To run this project locally, follow these steps:
-
Clone the repository:
git clone https://github.com/AlinaBaber/Arabic-Speech-Recognition-by-Machine-learning-and-feature-extraction.git cd Arabic-Speech-Recognition-by-Machine-learning-and-feature-extraction
-
Create a virtual environment:
python3 -m venv venv source venv/bin/activate # On Windows use `venv\Scripts\activate`
-
Install the required packages:
pip install -r requirements.txt
-
Preprocessing:
- The audio files are preprocessed using Librosa to extract the features mentioned above.
- The features are then normalized and prepared for training.
-
Training:
- Run the training script to train the ensemble voting classifier on the extracted features:
python train_model.py
-
Testing:
- Evaluate the model on the test dataset:
python evaluate_model.py
The Android application is designed to:
- Record Quranic Verses: Users can record their recitation of Quranic verses.
- Identify Words: The app processes the recorded audio and identifies the words.
- Accuracy Check: The app checks the accuracy of the recitation against the expected Quranic verse and provides feedback on any mistakes.
The backend APIs are built using Flask and are responsible for:
- Processing Recorded Audio: Extracting features from the recorded audio and sending them to the speech recognition model.
- Comparing Recitation: Checking the accuracy of the recitation by comparing it with the correct text of the Quranic verse.
- The dataset used for this project contains Arabic speech samples, specifically focusing on Quranic verses for the Android application.
- Note: The dataset is not included in this repository due to size constraints.
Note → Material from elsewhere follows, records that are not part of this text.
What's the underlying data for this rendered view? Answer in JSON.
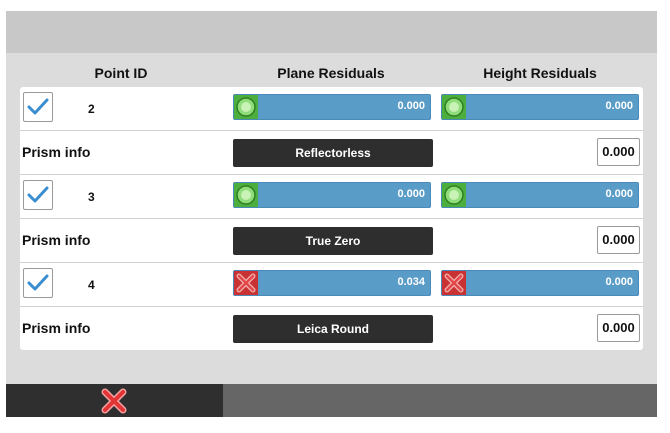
{
  "header": {
    "point_id": "Point ID",
    "plane_residuals": "Plane Residuals",
    "height_residuals": "Height Residuals"
  },
  "points": [
    {
      "checked": true,
      "id": "2",
      "plane_status": "ok",
      "plane_value": "0.000",
      "height_status": "ok",
      "height_value": "0.000",
      "prism_label": "Prism info",
      "prism_type": "Reflectorless",
      "height_input": "0.000"
    },
    {
      "checked": true,
      "id": "3",
      "plane_status": "ok",
      "plane_value": "0.000",
      "height_status": "ok",
      "height_value": "0.000",
      "prism_label": "Prism info",
      "prism_type": "True Zero",
      "height_input": "0.000"
    },
    {
      "checked": true,
      "id": "4",
      "plane_status": "error",
      "plane_value": "0.034",
      "height_status": "error",
      "height_value": "0.000",
      "prism_label": "Prism info",
      "prism_type": "Leica Round",
      "height_input": "0.000"
    }
  ],
  "icons": {
    "ok": "green-ok-icon",
    "error": "red-x-icon",
    "cancel": "cancel-x-icon",
    "checkmark": "checkmark-icon"
  },
  "colors": {
    "bar": "#5a9cc8",
    "ok": "#3fae3f",
    "error": "#d83a3a",
    "check": "#3a8ed0",
    "button": "#2e2e2e"
  }
}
You can use any publicly available Arabic speech dataset or your own dataset.
The ensemble voting classifier combines multiple machine learning models to improve prediction accuracy. The following classifiers are used:
- Random Forest
- Support Vector Machine (SVM)
- K-Nearest Neighbors (KNN)
The final prediction is based on the majority vote from these classifiers.
The model achieved the following results on the test dataset:
- Accuracy: 87.5%
- Precision: 85.3%
- Recall: 86.8%
- F1-Score: 86.0%
These results indicate that the ensemble voting classifier is effective for recognizing Arabic speech, with a balanced performance across precision, recall, and F1-score.
- Deep Learning: Experiment with deep learning models like CNNs or RNNs for improved accuracy.
- Real-Time Recognition: Implement real-time speech recognition using streaming audio data.
- Dataset Expansion: Use a larger and more diverse Arabic speech dataset to improve the model's generalization.
- Mobile App Enhancements: Improve the user interface of the Android app and add more features such as real-time feedback during recitation.
Contributions are welcome! Please fork this repository and submit a pull request for any features or improvements you'd like to add.
This project is licensed under the MIT License. See the LICENSE file for more details.